Cineclube André Setaro e outros assuntos…

Por João Bertonie

Há certa diferença entre chegar atrasado num cinema e chegar atrasado no Cineclube André Setaro. Neste último, é preciso entrar com uma discrição adicional, tomando cuidado para não esbarrar nas cadeiras ou nas pernas das pessoas, algo particularmente difícil na apertada sala 7, da Faculdade de Comunicação (Facom/Ufba). Chegando atrasado no Cineclube André Setaro, há também a possibilidade de você perder os minutos iniciais de algum filme alternativo – e permanecer sem entender muita coisa nos minutos seguintes.

Na semana anterior, eu já tinha ido a esta mesma sala.

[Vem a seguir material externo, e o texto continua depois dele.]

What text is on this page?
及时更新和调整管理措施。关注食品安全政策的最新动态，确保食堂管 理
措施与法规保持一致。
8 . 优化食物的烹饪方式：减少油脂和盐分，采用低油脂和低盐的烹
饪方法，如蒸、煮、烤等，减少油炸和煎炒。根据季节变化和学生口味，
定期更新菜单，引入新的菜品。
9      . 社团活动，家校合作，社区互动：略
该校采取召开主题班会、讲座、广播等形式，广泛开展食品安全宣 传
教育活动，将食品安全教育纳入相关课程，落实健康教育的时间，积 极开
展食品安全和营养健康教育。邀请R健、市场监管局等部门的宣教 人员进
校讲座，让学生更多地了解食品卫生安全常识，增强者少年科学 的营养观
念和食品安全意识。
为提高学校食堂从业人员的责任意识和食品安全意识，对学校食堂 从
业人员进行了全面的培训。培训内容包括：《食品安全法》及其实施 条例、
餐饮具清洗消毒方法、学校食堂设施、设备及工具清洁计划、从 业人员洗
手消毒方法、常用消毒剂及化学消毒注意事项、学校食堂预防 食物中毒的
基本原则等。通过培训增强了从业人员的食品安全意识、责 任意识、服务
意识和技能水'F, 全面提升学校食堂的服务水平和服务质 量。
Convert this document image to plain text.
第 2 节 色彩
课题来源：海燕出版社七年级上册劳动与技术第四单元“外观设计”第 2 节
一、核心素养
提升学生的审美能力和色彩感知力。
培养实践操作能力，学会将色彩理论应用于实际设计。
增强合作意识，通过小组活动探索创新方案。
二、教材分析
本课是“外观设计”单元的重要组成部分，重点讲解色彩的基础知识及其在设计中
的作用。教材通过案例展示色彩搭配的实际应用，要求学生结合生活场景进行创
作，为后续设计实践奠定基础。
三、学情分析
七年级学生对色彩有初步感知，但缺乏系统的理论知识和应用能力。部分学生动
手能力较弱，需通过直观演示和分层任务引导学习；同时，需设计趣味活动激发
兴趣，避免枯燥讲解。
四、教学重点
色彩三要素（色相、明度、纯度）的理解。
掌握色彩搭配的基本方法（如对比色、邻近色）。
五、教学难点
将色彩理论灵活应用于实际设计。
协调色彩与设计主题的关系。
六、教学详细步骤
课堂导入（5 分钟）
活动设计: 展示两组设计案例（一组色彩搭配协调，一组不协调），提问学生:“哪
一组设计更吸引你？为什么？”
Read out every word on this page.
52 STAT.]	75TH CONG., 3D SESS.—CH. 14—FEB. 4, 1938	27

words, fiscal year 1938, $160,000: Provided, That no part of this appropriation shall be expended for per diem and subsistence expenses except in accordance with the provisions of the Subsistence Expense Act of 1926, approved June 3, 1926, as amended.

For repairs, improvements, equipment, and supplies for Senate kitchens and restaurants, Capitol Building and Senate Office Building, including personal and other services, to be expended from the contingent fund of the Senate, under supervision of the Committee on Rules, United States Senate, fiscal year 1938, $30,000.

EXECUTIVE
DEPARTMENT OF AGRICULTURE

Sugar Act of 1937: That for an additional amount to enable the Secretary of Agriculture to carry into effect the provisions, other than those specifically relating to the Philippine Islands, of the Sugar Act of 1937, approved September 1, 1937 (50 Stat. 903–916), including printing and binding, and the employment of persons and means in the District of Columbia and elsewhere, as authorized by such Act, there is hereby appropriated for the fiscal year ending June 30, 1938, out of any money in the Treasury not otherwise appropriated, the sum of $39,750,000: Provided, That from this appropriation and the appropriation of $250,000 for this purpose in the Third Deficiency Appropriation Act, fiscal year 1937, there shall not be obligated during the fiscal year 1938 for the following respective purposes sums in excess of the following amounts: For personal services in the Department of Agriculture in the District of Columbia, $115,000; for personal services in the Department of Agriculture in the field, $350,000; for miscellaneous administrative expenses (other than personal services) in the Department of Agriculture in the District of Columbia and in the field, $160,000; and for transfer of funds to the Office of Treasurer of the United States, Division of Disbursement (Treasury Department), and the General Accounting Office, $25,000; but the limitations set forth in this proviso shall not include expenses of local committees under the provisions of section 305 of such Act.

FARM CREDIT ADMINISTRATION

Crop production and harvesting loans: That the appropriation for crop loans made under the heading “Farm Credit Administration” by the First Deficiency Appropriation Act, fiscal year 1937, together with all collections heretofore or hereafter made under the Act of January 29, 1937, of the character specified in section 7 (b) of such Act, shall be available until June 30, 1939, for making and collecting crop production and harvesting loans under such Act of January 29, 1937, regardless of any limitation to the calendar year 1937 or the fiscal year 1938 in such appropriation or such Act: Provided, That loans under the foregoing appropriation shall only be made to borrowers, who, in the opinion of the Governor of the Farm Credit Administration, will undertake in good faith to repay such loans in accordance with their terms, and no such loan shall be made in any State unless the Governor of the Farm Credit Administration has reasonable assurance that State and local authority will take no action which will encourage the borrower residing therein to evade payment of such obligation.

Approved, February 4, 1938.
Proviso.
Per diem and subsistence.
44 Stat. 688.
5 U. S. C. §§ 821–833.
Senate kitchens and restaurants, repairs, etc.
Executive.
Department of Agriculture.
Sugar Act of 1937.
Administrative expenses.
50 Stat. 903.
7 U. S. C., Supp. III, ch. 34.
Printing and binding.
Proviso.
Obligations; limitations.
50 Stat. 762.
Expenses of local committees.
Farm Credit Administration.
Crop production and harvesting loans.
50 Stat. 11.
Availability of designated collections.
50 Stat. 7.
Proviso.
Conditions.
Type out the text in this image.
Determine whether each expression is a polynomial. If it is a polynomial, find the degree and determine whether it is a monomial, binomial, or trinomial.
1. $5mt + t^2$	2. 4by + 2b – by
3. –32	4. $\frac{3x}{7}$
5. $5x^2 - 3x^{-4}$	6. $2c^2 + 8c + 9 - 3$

Os rostos eram os mesmos: o ruivo de calças largas, o rapaz da barba marxista, o homem alto de cabelo grisalho que toda segunda-feira está com os olhos acinzentados fixos na tela de projeção. Este é o professor Leonardo Reis, espécie de fundador do clube semanal que leva o nome do crítico e professor André Setaro (1950 – 2014).

Leonardo, que é docente da área de cinema na Facom, explica que a ideia de criar o cineclube surgiu da necessidade de formar um repertório comum entre seus alunos. “O objetivo é militância”, afirma, sucinto e claro, ao falar sobre o compartilhamento de referências cinematográficas em seu grupo. Ele ainda diz que a sala 7 sedia as sessões porque é o “melhor espaço de projeções” da faculdade – e usa o termo “melhor” com uma entonação de quem diz “menos pior”.

Ao fim da exibição dos filmes “La jeteé” (1965) e “12 macacos” (“Twelve monkeys”, 1995) e da discussão sobre estas produções, quando Leonardo e seus monitores já estão “desmontando” a sala de projeção, comento sobre a ironia de o próprio André Setaro considerar a existência de cineclubes atualmente algo “desnecessário”. A isso, o professor apenas ri e responde: “É pra contradizer ele um pouco, né?”.

No dia seguinte, ao sair de outro clube de cinema, o cineclube Glauber Rocha, no Espaço Itaú de Cinema, em frente a praça Castro Alves, sou assaltado. Penso que faz sentido que Setaro acreditasse que cineclubes não sejam uma ideia tão bem-vinda aos nossos dias: com o passar do tempo, as ruas da cidade tornaram-se cada vez mais hostis e com o aumento da disponibilidade de acesso ao conteúdo audiovisual, é mais seguro que as pessoas prefiram assistir seus filmes em casa. Contudo a experiência de assistir um filme junto com outras pessoas, compartilhar ideias e repertório é muito mais interessante, o que talvez faça com que eu discorde da opinião de André Setaro.

O Cineclube André Setaro acontece todas as segundas-feiras, na sala 7. Se você for, tente não se atrasar.